# Millennium BCP fails EU stress test



## azoreseuropa (Nov 10, 2013)

Should you worry ? Here:

Millennium BCP fails EU stress test - The Portugal News


----------



## canoeman (Mar 3, 2011)

Maybe ECB should publish current position which is less scare mongering, personally I have no concerns

"However, BCP said last night that following a successful rights issue in July totalling 2.25 billion euros, it would not need to take any measures as a result of the European stress test, which had not taken the *first ten months of 2014 into consideration*"


----------



## azoreseuropa (Nov 10, 2013)

Its good to know.
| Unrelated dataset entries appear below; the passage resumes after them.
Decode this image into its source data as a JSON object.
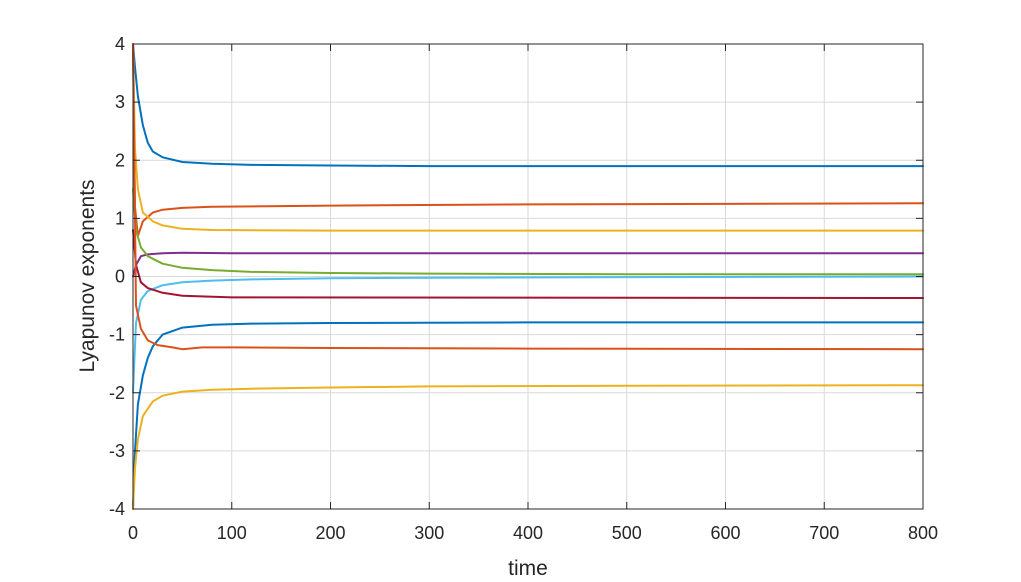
{
  "chart_data": {
    "type": "line",
    "title": "",
    "xlabel": "time",
    "ylabel": "Lyapunov exponents",
    "xlim": [
      0,
      800
    ],
    "ylim": [
      -4,
      4
    ],
    "xticks": [
      "0",
      "100",
      "200",
      "300",
      "400",
      "500",
      "600",
      "700",
      "800"
    ],
    "yticks": [
      "4",
      "3",
      "2",
      "1",
      "0",
      "-1",
      "-2",
      "-3",
      "-4"
    ],
    "grid": true,
    "legend": "none",
    "series": [
      {
        "color": "#0072BD",
        "x": [
          0,
          2,
          5,
          10,
          15,
          20,
          30,
          50,
          80,
          120,
          200,
          300,
          500,
          800
        ],
        "y": [
          4.0,
          3.6,
          3.1,
          2.6,
          2.3,
          2.15,
          2.05,
          1.97,
          1.94,
          1.92,
          1.91,
          1.9,
          1.9,
          1.9
        ]
      },
      {
        "color": "#D95319",
        "x": [
          0,
          2,
          5,
          10,
          20,
          30,
          50,
          80,
          200,
          400,
          800
        ],
        "y": [
          4.0,
          1.2,
          0.7,
          0.95,
          1.1,
          1.15,
          1.18,
          1.2,
          1.22,
          1.24,
          1.26
        ]
      },
      {
        "color": "#EDB120",
        "x": [
          0,
          2,
          5,
          10,
          20,
          30,
          50,
          80,
          200,
          800
        ],
        "y": [
          4.0,
          2.2,
          1.5,
          1.1,
          0.95,
          0.88,
          0.82,
          0.8,
          0.79,
          0.79
        ]
      },
      {
        "color": "#7E2F8E",
        "x": [
          0,
          3,
          8,
          15,
          30,
          50,
          100,
          800
        ],
        "y": [
          0.0,
          0.2,
          0.35,
          0.38,
          0.4,
          0.41,
          0.4,
          0.4
        ]
      },
      {
        "color": "#77AC30",
        "x": [
          0,
          3,
          8,
          15,
          30,
          50,
          80,
          120,
          200,
          300,
          500,
          800
        ],
        "y": [
          1.5,
          0.8,
          0.5,
          0.35,
          0.22,
          0.15,
          0.11,
          0.08,
          0.06,
          0.05,
          0.04,
          0.04
        ]
      },
      {
        "color": "#4DBEEE",
        "x": [
          0,
          3,
          8,
          15,
          30,
          50,
          80,
          120,
          200,
          300,
          500,
          800
        ],
        "y": [
          -2.0,
          -0.8,
          -0.4,
          -0.25,
          -0.15,
          -0.1,
          -0.07,
          -0.05,
          -0.03,
          -0.02,
          -0.01,
          0.0
        ]
      },
      {
        "color": "#A2142F",
        "x": [
          0,
          3,
          8,
          15,
          30,
          50,
          100,
          800
        ],
        "y": [
          0.8,
          0.2,
          -0.1,
          -0.2,
          -0.28,
          -0.33,
          -0.36,
          -0.37
        ]
      },
      {
        "color": "#0072BD",
        "x": [
          0,
          2,
          5,
          10,
          15,
          20,
          30,
          50,
          80,
          120,
          200,
          400,
          800
        ],
        "y": [
          -4.0,
          -3.0,
          -2.2,
          -1.7,
          -1.4,
          -1.2,
          -1.0,
          -0.88,
          -0.83,
          -0.81,
          -0.8,
          -0.79,
          -0.79
        ]
      },
      {
        "color": "#D95319",
        "x": [
          0,
          3,
          8,
          15,
          25,
          40,
          50,
          70,
          100,
          200,
          400,
          800
        ],
        "y": [
          4.0,
          -0.5,
          -0.9,
          -1.1,
          -1.18,
          -1.22,
          -1.25,
          -1.22,
          -1.22,
          -1.23,
          -1.24,
          -1.25
        ]
      },
      {
        "color": "#EDB120",
        "x": [
          0,
          2,
          5,
          10,
          20,
          30,
          50,
          80,
          120,
          200,
          300,
          500,
          800
        ],
        "y": [
          -4.0,
          -3.3,
          -2.8,
          -2.4,
          -2.15,
          -2.05,
          -1.98,
          -1.95,
          -1.93,
          -1.91,
          -1.89,
          -1.88,
          -1.87
        ]
      }
    ]
  }
}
Much appreciated.


----------



## Maggy Crawford (Sep 18, 2010)

We have been clients for 7 years and have received the very best of attention and assistance. Far more than in UK where my bank's staff have been turned into a sales force for insurance and investment plans.


----------



## In 2 bikes (Apr 18, 2013)

I'm really impressed with Millenium BCP and the service they have given not to mention I have a big soft spot for the wee lass who has attached herself to us as our English speaking, personal, banker. 

( Is it wrong to drive 8 miles to the bank to complete a transaction I could have done on the internet ? ) :eyebrows:


----------



## canoeman (Mar 3, 2011)

Generally cheaper or no charge over internet, across counter transactions dearer


----------